His students are already proving the model works. They are tackling problems that can stump experts. They are combining obscure features into original solutions. They are demonstrating that creativity, properly understood and systematically applied, can emerge from unexpected places.

As AI continues its rapid advance, McCaffrey’s work provides essential guidance for maintaining human agency and creativity in an increasingly automated world. His mathematical proof that computational creativity has inherent limits is not a pessimistic statement about technology. It is an empowering recognition that humans will always have an essential role in the creative process.

The future McCaffrey envisions is not one where AI replaces human creativity or where humans stubbornly resist AI assistance. It is a future where both work together in a carefully designed synergy, each compensating for the other’s weaknesses and amplifying the other’s strengths.

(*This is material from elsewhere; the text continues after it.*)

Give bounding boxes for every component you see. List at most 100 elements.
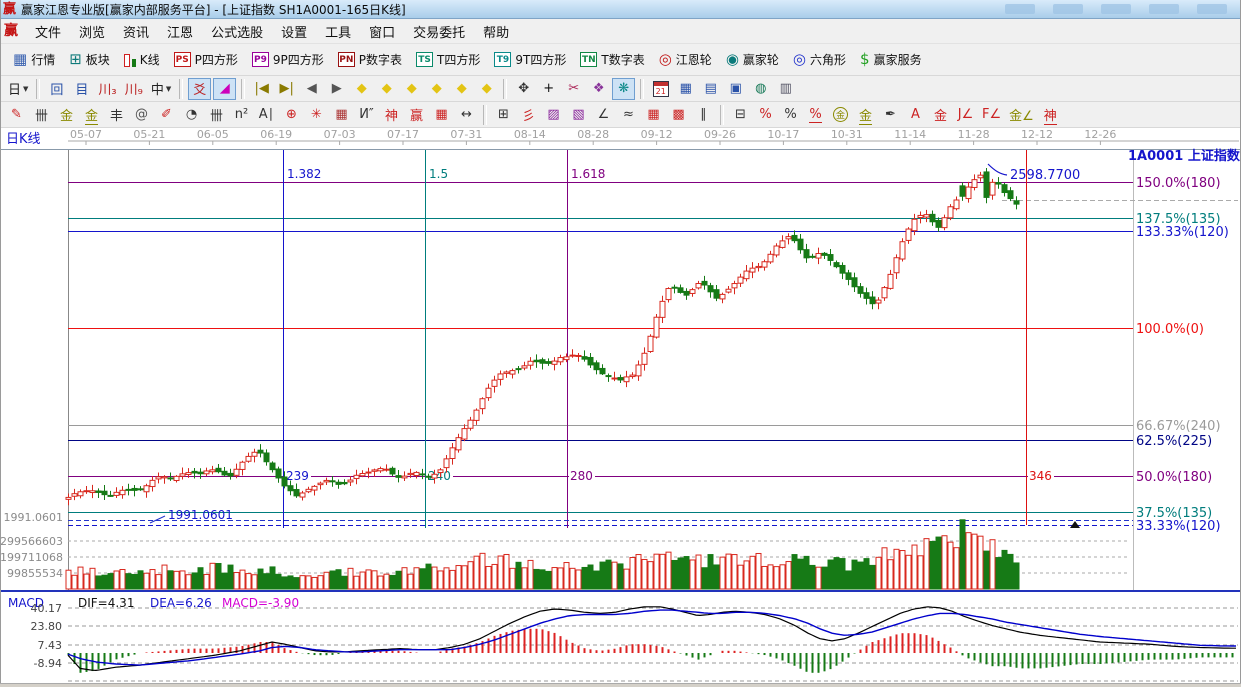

BrainSwarming sessions where AI contributes expert perspectives alongside human team members. Creativity techniques that help humans surface the obscure features that AI never captured. Mathematical prodigies following fuzzy intuitions to breakthrough insights that AI then helps verify and extend. Citizens armed with creativity tools devising novel solutions to global problems.

This is not a distant vision. It is happening now, in McCaffrey’s classroom and in the growing community of practitioners applying his methods. The question is not whether human-AI creative synergy is possible. The question is how quickly we can scale it to meet the urgent challenges facing our world.

For anyone who believes creativity is our world’s only hope, Dr. Tony McCaffrey has provided the map, the tools, and the proof that the destination is reachable. The journey of a thousand innovations begins with a single obscure feature, noticed by someone who has learned to see differently.